Members of the national council, including Small, planned to meet in Memphis Aug. 3 and 4 to work at reconciliation.

One local member, Memphis physician Manuel E. Soto-Viera, said he was looking forward to voicing to national council members his view that inviting Lawson had been a mistake.

“Pro-choice opinion is one thing. Activism another,” he said. “To knowingly invite a pro-choice activist to be the keynote speaker at an assembly dedicated to extend the culture of nonviolence would be offensive to many Catholics. … The local group and the national staff should take full responsibility for this fiasco and analyze why it happened.”

On the other hand, Michael W. Hovey, coordinator of Peace and Justice Education at New York’s Iona College, said in a prepared statement, “I must admit I find it difficult to have any good feelings toward those narrow-minded folks who made this unfortunate action necessary.
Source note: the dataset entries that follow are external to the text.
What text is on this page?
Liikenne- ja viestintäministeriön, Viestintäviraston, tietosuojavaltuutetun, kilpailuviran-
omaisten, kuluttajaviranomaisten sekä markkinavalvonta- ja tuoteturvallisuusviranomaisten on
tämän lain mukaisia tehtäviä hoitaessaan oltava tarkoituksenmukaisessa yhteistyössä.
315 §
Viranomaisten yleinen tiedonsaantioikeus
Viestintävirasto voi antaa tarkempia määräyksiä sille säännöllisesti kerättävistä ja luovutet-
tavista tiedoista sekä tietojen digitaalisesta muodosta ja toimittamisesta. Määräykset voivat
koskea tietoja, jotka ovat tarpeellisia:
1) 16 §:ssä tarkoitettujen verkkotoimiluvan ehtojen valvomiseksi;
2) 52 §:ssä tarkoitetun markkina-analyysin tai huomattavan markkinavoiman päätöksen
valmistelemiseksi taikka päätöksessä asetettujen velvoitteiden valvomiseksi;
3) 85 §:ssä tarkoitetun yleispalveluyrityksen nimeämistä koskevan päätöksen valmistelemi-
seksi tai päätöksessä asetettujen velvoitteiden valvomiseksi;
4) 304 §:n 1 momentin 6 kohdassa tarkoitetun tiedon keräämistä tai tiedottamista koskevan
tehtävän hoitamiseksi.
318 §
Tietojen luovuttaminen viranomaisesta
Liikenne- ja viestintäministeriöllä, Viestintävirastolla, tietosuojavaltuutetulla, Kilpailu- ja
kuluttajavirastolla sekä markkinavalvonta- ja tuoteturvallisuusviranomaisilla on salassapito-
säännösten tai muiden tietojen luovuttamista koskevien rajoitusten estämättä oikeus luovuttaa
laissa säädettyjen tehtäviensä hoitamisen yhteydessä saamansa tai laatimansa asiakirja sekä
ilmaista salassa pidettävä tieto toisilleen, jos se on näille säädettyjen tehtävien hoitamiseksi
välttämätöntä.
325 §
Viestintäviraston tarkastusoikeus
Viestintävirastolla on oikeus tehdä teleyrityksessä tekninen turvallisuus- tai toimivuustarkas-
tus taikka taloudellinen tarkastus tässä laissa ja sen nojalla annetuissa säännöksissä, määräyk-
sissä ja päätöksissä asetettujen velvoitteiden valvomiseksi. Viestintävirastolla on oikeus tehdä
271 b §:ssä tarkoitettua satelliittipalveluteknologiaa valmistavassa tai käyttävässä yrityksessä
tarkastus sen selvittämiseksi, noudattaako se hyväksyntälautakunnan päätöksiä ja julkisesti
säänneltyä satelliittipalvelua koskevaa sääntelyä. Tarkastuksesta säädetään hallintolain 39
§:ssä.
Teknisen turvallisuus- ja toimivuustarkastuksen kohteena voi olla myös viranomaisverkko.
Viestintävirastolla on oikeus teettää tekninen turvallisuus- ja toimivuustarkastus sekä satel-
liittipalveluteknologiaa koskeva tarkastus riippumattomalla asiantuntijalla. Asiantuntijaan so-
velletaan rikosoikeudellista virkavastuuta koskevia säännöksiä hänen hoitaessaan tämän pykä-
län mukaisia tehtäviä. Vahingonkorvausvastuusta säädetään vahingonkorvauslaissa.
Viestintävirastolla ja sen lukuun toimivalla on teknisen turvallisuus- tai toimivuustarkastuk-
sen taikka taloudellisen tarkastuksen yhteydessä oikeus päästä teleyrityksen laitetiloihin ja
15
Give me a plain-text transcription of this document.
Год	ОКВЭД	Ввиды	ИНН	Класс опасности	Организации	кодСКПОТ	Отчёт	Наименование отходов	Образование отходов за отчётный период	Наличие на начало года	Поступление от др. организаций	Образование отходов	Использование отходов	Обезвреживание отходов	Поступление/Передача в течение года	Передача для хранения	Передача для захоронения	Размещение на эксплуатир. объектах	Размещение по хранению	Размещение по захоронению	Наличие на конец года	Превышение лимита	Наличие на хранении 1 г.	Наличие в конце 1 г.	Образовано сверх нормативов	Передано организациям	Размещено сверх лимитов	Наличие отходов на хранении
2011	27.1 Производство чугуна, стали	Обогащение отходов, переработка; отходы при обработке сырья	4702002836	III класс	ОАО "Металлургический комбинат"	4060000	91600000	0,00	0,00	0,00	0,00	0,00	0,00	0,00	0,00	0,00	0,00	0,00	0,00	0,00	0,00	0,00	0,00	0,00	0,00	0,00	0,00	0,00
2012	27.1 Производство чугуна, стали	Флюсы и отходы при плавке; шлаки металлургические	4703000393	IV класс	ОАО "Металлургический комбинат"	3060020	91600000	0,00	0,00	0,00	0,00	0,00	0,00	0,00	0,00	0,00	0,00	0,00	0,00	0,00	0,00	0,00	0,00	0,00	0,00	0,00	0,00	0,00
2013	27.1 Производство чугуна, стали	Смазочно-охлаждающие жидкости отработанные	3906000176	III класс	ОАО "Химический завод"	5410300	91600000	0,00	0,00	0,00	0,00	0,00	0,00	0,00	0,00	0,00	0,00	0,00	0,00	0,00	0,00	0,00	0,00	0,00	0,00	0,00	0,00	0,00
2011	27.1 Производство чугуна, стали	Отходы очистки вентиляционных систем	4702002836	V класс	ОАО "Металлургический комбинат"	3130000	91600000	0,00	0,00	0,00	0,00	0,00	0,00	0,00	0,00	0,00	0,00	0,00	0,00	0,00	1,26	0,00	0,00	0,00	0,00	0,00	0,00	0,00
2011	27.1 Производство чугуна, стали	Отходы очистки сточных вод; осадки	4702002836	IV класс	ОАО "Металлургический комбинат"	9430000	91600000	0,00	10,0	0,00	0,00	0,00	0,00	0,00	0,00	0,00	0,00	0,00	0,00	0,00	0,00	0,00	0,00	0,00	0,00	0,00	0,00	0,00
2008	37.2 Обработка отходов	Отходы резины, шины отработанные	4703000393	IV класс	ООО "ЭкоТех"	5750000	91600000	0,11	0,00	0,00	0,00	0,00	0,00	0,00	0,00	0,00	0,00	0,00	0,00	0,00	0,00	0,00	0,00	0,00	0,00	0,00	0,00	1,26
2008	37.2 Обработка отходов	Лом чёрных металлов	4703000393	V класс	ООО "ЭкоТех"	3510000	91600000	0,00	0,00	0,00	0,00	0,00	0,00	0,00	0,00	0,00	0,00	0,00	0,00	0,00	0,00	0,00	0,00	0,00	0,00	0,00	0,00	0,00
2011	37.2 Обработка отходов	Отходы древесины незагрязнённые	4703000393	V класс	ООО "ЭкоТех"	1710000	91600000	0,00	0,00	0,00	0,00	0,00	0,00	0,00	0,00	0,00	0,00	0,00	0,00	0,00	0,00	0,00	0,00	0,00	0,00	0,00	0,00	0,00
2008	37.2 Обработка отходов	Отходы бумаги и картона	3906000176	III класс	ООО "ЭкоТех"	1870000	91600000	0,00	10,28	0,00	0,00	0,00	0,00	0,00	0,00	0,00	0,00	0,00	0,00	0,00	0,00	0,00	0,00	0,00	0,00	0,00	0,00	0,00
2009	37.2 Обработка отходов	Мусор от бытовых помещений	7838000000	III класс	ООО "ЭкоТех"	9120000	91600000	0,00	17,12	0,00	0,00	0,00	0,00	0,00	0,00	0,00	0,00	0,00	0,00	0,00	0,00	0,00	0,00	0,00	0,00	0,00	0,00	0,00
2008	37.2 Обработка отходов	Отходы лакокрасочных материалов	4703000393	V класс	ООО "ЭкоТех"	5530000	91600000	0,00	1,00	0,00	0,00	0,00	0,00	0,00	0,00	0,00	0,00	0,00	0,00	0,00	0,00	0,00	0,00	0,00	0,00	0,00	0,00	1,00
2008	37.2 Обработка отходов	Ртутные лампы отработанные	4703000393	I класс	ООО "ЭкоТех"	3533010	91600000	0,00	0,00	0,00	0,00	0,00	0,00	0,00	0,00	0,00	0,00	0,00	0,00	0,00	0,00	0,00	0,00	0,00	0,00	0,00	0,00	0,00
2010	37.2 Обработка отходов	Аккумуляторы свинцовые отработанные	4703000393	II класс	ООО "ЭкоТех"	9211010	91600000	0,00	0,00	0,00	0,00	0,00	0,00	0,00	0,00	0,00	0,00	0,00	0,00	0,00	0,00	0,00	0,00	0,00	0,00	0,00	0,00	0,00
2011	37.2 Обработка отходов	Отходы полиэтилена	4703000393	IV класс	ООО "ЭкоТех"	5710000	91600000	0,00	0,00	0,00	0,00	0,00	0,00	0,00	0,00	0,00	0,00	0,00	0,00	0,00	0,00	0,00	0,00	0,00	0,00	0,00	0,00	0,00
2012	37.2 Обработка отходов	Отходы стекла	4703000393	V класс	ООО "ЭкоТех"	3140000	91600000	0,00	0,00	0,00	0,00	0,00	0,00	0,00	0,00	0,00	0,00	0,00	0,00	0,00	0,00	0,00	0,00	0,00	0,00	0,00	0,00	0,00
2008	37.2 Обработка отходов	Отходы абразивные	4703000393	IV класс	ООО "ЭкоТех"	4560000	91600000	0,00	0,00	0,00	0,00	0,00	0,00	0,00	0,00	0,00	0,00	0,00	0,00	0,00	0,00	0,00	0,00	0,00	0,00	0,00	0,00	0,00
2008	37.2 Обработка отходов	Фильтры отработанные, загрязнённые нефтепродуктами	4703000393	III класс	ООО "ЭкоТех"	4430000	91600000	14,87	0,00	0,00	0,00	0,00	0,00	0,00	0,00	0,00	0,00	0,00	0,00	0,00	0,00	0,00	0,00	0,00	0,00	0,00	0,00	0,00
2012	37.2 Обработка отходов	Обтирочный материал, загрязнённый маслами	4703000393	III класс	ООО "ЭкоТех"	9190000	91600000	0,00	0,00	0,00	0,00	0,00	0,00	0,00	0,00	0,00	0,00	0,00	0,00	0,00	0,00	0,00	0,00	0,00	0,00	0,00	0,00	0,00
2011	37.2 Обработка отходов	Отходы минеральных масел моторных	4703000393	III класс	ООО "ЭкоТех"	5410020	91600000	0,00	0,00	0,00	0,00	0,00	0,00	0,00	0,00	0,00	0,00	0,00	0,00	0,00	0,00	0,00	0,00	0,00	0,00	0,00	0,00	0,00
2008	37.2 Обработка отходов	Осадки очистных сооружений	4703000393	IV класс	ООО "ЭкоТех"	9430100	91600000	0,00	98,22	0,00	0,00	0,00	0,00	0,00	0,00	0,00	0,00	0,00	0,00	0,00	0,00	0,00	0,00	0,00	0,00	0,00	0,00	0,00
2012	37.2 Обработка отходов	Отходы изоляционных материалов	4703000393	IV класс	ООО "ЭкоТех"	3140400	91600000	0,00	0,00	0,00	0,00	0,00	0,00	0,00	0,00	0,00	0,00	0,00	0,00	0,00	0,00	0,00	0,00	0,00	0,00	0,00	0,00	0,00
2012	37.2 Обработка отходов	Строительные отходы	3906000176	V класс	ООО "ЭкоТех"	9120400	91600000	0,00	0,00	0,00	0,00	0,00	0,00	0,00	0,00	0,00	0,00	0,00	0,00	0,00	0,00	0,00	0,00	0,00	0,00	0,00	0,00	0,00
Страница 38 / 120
Contrary to their fondest intentions, they have only brought dishonor and shame to Christian Brothers University, which, in refusing to permit such an august figure in our movement as Jim Lawson to speak on their campus, have shown that they are neither Christian nor brotherly nor, in reality, a real university. … This is only the latest of so many manifestations of a cancer that eats at the heart of our church, this single issue litmus test on abortion at the expense of every other issue.”

Antiwar activist Elizabeth McAlister, who, along with her husband, Philip Berrigan, was going to receive this year’s Pope Paul VI Teacher of Peace Award, an annual award bestowed by Pax Christi at the national assembly, said the dispute over Lawson has deeper roots.

“Are we about seamless garment or are we about antiabortion?” McAlister asked. “Clearly many of these religious groups, including most of our [Catholic] universities, are antiabortion and pro-war and pro-death penalty and pro everything else,” she said.

Wiley, however, thinks abortion is the issue that is often slighted.

“If Pax Christi cannot get it together to be a pro-life peace organization at some point, I think it will lose a great deal of credibility with its own members,” she said.